A new opinion from the city attorney says there are ways the city could get around the policy that requires public art to be housed in not-so-public places, but it could open itself up to a lawsuit if it isn’t careful.
The city owns over 500 works of art, but some of its most expensive pieces are hidden in places most people will never see.
A new opinion by the city attorney says there are ways the city could get around the policy that makes that the case, but it could open itself up to a lawsuit if it isn’t careful.
Right now, the city requires 2 percent of the cost of city construction projects to pay for public art. So when pricey new water treatment plants are built, they include pricey new public art, too. But since water facilities are mostly closed to the general public, not many people end up getting to appreciate that art.
After Voice of San Diego wrote about the issue, Councilman David Alvarez asked City Attorney Mara Elliott to find out whether the city could move those artworks to more public places. Two water facility projects are currently in the city’s pipeline, accounting for about $1.3 million in funds available for new public art.

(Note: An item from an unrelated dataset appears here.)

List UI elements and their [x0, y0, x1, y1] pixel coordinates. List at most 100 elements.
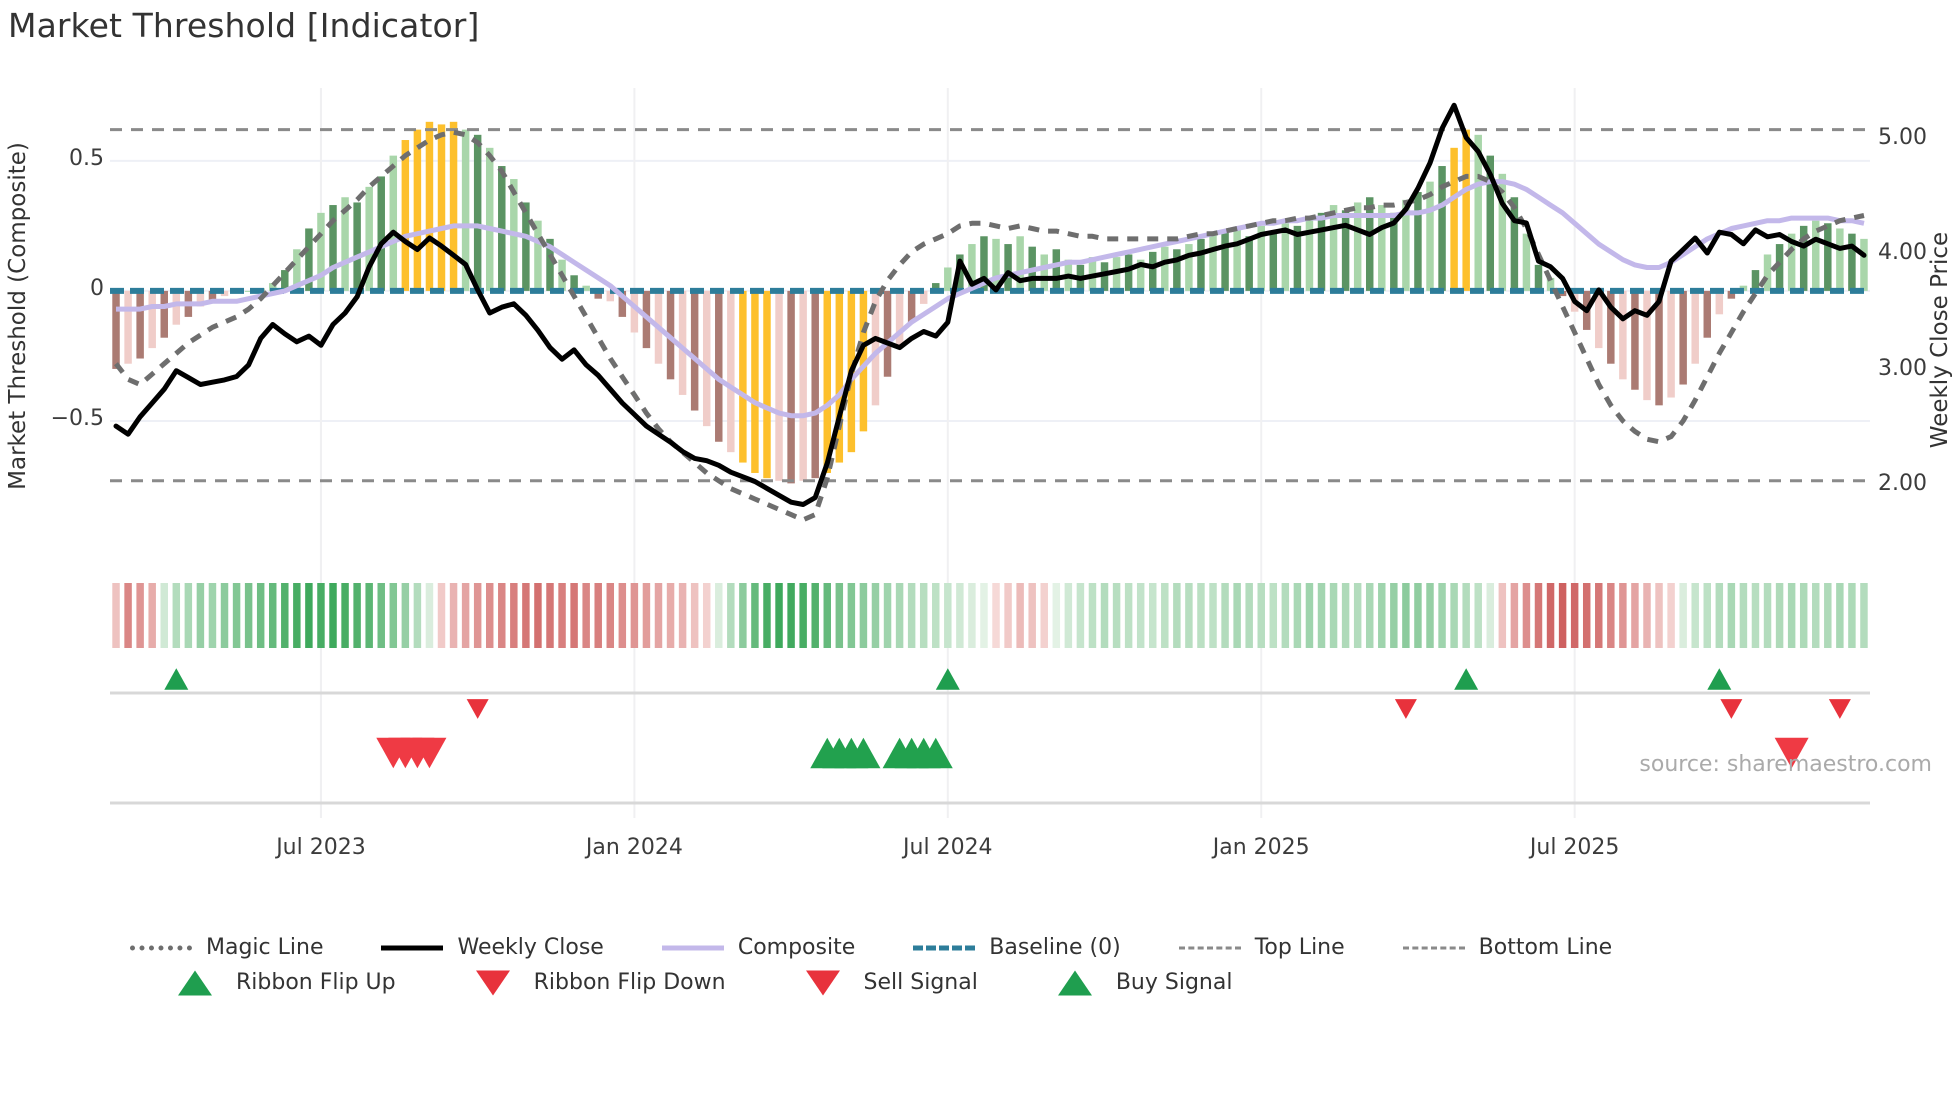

In a response, the city attorney said the public art component of those projects should be located at the water facilities most of the time. Putting the art in a more publicly accessible place, the opinion said, could risk violating Prop. 218, a state law saying the city can’t profit from selling water and ensuring all water-related taxes and most fees are subject to voter approval.
But the opinion includes a caveat. Public art could be moved offsite if there’s a legal connection between the artwork and providing water service – such as educating the public about water conservation. The exception, though, has its own exception: The city can’t just use water conservation as a pretext to install artworks that would just benefit the general public.
In other words, it’s possible to put art in more publicly accessible places, but the city needs to be careful not to open itself to lawsuits for violating Prop. 218.
Public art experts and administrators elsewhere in California have figured out how to put art paid for by water facility funds in more publicly accessible places.
Barbara Goldstein, a public art expert who works with municipalities across the country, said having the artists make work that educates the public about water is a method that works in other cities and counties in California, but it comes down to how each jurisdiction sees Prop. 218.
“It really is a matter of how any particular city attorney wants to interpret it,” she said.
Tim Bittle, director of legal affairs for the Howard Jarvis Taxpayer’s Association, the tax group that sponsored Prop. 218, said he didn’t disagree with Elliott’s opinion.
“I think it’s wrong to blame Prop. 218 for the public not having better access to art,” he said. “If Prop. 218 applies at all, it probably says you can’t have water customers paying for public art at all.”
Last year, when I asked then-City Attorney Jan Goldsmith’s office if Prop. 218 meant public art had to be located at water facilities, the unofficial response was different than Elliott’s formal one.
“Proposition 218 is silent on the subject of art,” wrote Gerry Braun, the city attorney’s communications director, who is now Elliott’s chief of staff.
Goldstein said the city’s arts commission needs to work with its Public Utilities Department to solve the problem. Simply putting public art on the perimeter of a water facility isn’t enough, she said.
“The public art program manager could sit down with the water department,” she said. “It really is important to build a strong relationship and partnership and come up with creative solutions.”
Last year, I asked Brent Eidson, a staffer at the city’s Public Utilities Department, if the department would put up a fight about losing the art from its construction projects.
“Do I think this is beautiful?” he asked, motioning toward an art installation by Robin Brailsford at the Miramar Water Treatment Plant. “Absolutely. Is it necessary for this plant to perform its function? No.”
He said Prop. 218 would make it difficult to relocate the art, but the inaccessibility of art at public utilities was a big enough concern that there’s a proposal to build a wing of the new Pure Water North facility that would be more open and accessible to the public. He said putting public art in that part of the project would make sense.
“We’re really interested in public art that has that educational component about water in it, and we’re specifically [hoping to] design the next facility to incorporate that,” he said.
The city’s public art committee has selected artist Christian Moeller to come up with art for the Pure Water North water recycling facility and given him a budget of about $975,000. Artist Rob Ley has a budget of roughly $340,000 for a public art at project at the new Chollas Water Operations Facility in Oak Park, a neighborhood that’s home to just one piece of public art.
One option that could bypass Prop. 218 concerns, at least for the Pure Water project, is if the public art is placed at the new Morena Boulevard pump station, which will be located near the Humane Society and is being built as part of the new Pure Water system.
Alvarez chairs the Environment Committee, which oversees water projects. At a meeting Thursday, he said he would bring up the city attorney’s new opinion and ask the city’s Public Utilities Department to work with the Commission for Arts and Culture to make sure as many people as possible see the new artworks.
“I think there’s a huge benefit to public art in our community, but only if it’s public,” he said. “So we’ve got to find a way to make public art more accessible.”